Philippines-based environmental intelligence platform Komunidad goes mass production – TechCrunch



The Philippines is one of the most disaster prone countries in the world, with a geography that makes her vulnerable typhoons, floods, volcanoes, earthquakes and droughts. While working in IT, Felix Ayque began compiling cyclone reports and sending them out as email alerts to communities. His work has evolved into an environmental intelligence platform Komunidad, which collects data from government and private sources, and turns it into customizable analytics to help customers respond quickly to potential disasters.

The Manila and Singapore-based startup announced that it has raised $ 1 million in seed funding, led by Wavemaker Partners with participation from ADB Ventures, the venture capital arm of the Asian Development Bank, to develop in Asia and add functionality to its platform, including a self-service version scheduled for release in January 2022.

Founded in 2019, Komunidad has clients in the Philippines, India, Cambodia, and Vietnam, and serves multiple industries including utilities, agriculture, mining, education, local governments, and health centers. outsourcing of companies. Prior to launching the startup, Ayque worked as an IT developer at several weather agencies, including New Zealand state-owned company MetService. He began reporting on cyclones himself as a consultant after Typhoon Haiyan in 2013, also known as Super Typhoon Yolanda, which killed at least 6,300 people in the Philippines.
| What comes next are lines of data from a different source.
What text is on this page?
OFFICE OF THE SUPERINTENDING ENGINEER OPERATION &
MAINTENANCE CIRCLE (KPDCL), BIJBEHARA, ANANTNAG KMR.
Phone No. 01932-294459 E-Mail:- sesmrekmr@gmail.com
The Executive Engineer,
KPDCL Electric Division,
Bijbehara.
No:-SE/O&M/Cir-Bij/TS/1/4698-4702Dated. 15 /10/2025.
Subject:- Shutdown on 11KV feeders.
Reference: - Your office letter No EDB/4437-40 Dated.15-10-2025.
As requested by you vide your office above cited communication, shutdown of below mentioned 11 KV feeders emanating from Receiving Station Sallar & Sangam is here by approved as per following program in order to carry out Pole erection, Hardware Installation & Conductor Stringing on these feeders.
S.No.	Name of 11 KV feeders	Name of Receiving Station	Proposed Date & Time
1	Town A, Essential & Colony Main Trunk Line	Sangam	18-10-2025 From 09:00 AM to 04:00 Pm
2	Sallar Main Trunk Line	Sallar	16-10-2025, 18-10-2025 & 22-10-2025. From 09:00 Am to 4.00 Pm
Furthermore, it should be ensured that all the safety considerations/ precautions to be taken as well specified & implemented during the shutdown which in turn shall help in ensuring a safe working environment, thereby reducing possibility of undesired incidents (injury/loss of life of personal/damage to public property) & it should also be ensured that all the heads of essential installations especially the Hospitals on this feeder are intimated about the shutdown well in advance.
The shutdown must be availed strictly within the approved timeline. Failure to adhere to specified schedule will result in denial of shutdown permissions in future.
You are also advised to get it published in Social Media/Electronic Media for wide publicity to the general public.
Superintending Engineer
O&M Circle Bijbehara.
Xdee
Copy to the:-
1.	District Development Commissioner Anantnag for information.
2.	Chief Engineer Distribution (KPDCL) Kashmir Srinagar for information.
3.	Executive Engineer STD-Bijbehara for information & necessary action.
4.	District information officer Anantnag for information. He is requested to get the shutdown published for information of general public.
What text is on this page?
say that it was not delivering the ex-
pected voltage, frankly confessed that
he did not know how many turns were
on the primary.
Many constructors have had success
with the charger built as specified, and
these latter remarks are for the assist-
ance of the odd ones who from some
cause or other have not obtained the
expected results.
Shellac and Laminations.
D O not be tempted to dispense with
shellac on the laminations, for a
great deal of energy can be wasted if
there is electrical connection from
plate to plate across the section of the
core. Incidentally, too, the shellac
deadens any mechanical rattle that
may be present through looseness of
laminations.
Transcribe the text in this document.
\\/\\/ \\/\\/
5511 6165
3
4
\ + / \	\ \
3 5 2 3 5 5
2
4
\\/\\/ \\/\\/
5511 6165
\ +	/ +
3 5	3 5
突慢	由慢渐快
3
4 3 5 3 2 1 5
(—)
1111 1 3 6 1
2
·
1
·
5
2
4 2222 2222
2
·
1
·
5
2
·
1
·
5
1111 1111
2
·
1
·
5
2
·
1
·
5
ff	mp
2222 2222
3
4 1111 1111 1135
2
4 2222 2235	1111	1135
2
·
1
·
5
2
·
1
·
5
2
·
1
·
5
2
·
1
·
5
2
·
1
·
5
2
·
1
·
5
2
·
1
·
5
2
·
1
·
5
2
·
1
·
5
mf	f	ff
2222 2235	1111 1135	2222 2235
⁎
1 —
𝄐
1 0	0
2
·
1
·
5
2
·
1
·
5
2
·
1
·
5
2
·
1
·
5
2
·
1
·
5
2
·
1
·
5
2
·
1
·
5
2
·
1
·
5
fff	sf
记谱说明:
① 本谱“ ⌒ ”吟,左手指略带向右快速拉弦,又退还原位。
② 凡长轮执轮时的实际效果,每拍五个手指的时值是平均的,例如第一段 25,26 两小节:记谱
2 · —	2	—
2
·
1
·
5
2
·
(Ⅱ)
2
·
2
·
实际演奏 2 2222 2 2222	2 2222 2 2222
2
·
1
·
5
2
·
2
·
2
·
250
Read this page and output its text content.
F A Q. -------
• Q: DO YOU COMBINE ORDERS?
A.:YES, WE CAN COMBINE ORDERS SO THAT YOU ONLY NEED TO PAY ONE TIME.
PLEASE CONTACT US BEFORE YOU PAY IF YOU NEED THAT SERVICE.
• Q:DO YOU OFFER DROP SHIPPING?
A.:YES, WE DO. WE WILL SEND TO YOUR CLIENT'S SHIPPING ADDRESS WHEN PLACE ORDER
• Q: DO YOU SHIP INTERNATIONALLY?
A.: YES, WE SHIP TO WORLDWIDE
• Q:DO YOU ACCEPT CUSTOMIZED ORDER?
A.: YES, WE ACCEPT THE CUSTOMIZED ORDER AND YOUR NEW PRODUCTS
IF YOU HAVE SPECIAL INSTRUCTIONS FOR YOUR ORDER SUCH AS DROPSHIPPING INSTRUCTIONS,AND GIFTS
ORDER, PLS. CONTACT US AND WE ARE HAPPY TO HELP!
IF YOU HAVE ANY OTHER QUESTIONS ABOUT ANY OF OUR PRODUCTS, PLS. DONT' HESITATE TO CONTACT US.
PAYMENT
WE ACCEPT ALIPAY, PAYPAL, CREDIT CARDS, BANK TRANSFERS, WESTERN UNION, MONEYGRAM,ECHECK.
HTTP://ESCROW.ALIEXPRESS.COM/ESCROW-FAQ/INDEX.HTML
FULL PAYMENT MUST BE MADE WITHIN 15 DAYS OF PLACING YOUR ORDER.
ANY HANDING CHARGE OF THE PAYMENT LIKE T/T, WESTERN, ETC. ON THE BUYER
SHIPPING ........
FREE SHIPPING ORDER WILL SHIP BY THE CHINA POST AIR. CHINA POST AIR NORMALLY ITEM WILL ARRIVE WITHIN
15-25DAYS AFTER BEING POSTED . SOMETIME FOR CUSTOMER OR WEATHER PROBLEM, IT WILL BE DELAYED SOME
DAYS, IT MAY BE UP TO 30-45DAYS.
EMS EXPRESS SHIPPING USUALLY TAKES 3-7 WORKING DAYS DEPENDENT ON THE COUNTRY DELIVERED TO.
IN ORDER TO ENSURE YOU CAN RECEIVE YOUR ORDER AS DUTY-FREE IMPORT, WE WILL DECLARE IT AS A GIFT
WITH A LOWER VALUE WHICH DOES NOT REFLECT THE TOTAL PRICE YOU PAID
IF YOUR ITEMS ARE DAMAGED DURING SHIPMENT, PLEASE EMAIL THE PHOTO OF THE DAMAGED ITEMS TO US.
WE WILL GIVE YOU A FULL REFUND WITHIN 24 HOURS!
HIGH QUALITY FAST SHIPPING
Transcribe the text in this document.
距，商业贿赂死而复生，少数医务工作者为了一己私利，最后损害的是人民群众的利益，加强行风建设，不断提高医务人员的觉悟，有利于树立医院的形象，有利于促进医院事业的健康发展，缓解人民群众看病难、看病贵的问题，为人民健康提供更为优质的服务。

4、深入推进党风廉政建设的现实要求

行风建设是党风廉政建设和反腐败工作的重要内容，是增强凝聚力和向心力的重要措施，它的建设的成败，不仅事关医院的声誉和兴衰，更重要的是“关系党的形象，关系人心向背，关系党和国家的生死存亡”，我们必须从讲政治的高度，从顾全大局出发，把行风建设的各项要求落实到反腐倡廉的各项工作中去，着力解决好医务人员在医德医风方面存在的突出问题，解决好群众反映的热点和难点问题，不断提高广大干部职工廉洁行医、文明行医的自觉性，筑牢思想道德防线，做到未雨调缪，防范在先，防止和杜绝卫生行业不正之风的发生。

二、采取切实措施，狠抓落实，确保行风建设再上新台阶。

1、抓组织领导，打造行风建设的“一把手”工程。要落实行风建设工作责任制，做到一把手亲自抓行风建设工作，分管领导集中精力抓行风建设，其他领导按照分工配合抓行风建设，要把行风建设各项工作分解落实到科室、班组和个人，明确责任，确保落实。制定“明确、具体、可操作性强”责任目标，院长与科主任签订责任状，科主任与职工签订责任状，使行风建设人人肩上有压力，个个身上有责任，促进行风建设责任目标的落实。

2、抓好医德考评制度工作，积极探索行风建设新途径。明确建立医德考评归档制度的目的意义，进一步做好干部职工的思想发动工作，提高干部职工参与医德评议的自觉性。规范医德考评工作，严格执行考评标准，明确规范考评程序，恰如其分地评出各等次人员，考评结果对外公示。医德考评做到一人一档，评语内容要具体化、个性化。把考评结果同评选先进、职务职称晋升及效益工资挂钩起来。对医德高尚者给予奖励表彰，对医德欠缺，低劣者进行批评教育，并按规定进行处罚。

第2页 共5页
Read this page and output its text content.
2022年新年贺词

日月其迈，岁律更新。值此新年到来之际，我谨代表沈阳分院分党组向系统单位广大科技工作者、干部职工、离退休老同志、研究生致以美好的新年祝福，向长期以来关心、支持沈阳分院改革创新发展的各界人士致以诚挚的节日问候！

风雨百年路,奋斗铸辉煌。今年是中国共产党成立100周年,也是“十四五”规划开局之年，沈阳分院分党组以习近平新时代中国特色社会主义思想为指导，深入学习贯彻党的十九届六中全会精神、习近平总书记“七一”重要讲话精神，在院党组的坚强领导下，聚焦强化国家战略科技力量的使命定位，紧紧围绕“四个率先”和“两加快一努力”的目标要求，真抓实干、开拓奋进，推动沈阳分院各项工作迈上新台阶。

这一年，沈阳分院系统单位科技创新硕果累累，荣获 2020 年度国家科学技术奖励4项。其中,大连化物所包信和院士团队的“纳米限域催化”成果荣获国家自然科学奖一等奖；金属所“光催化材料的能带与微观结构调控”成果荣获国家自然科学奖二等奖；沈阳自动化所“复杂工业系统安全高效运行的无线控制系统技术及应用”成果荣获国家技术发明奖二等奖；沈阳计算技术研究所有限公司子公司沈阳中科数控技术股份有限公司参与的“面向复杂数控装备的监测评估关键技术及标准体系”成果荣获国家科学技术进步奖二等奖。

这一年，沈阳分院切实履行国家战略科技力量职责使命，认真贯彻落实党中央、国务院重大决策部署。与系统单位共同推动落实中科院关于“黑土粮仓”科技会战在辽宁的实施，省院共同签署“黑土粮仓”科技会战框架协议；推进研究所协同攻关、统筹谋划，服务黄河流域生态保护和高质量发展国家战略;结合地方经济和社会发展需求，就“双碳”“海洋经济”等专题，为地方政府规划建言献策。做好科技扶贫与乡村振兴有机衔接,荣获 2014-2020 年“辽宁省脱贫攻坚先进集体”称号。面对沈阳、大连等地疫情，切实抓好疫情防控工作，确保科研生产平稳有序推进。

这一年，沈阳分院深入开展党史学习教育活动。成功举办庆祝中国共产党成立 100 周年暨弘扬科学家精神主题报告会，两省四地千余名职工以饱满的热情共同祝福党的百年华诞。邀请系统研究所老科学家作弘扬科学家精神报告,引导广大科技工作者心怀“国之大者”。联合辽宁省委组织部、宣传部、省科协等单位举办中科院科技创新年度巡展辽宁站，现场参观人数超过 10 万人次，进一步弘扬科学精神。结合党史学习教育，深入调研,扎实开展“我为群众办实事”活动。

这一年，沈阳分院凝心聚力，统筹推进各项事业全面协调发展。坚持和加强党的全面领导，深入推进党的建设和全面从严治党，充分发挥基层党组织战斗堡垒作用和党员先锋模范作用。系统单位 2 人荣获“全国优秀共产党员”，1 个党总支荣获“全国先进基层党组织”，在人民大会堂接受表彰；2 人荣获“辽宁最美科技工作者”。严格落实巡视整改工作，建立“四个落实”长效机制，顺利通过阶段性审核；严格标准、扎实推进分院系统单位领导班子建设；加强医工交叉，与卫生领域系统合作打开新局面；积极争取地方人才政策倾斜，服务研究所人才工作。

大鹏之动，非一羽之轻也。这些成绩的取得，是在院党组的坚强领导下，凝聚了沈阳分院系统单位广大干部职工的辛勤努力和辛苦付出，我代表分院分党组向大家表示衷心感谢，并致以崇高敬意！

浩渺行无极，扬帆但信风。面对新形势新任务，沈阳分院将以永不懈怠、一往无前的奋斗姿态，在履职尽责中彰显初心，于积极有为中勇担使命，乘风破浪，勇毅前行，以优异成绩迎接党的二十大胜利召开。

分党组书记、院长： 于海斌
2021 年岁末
The reports were aimed at helping businesses respond more quickly to natural disasters. Typhoon Haiyan struck at a time when the business outsourcing industry was growing rapidly in the Philippines, with many foreign companies establishing multiple offices in the country. During a typhoon, businesses typically shift the workload to offices in areas that are not affected. Ayque’s first emails contained a manual analysis of potential cyclones.

Demand for its reports has grown as companies, including energy providers, have to respond to climate change. Komunidad began to generate enough income to grow and for Ayque to hire employees including meteorologists, data scientists, software developers and business development teams based in India and Southeast Asia. His new investment will be used to build a scalable platform.

Komunidad’s data sources include major players like The Weather Company, acquired by IBM in 2015, the weather intelligence platform, and several small environmental and weather data providers.

An example of Komunidad dashboards, created for a project in Mandaluyong City, Philippines

The platform transforms the data into dashboards corresponding to the needs of their customers, such as extreme weather conditions, solar energy, marine, soil humidity or air quality. “We act as a system integrator that only brings in the relevant data and tells customers that this is the most important data,” Ayque said. Komunidad also allows its customers to create their own alert systems. For example, in the Philippines, many customers send alerts through Viber, one of the country’s most popular messaging apps, or text messages to reach areas with unstable internet connections.

For energy customers, Komunidad’s tools help them forecast things like energy consumption as a function of temperature. It has also been used by local governments to decide on school cancellations. During the pandemic, Komunidad helped cities monitor population density so they can decide which areas need more crowd control.

One of Komunidad’s competitive advantages is understanding what data is important in different areas. For example, he recently made an agreement with the Assam State Disaster Management Agency (ASDMA) to focus on lighting and thunderstorm alerts, as Assam is the one of the most lightning prone states in India.

“Each country has a different profile, and we understand that our approach has to really focus on the community and then expand into businesses,” Ayque said.

Since Komunidad’s customers need to respond quickly, he creates easy-to-understand visualizations from raw data reports, which are often incomprehensible to people without technical training. For example, this can be a simple bar graph, warnings in green, yellow, and red, or maps that turn red if a major weather or environmental event is expected within the next six hours.

Part of the funding from Komunidad will be used to launch self-service customizable dashboards next year that will allow customers to drag and drop widgets, like building a website in Wix or WordPress. The seed cycle will also help Komunidad seize new business opportunities in India, Thailand, Cambodia and other markets, grow their sales teams, and pay for more data sources.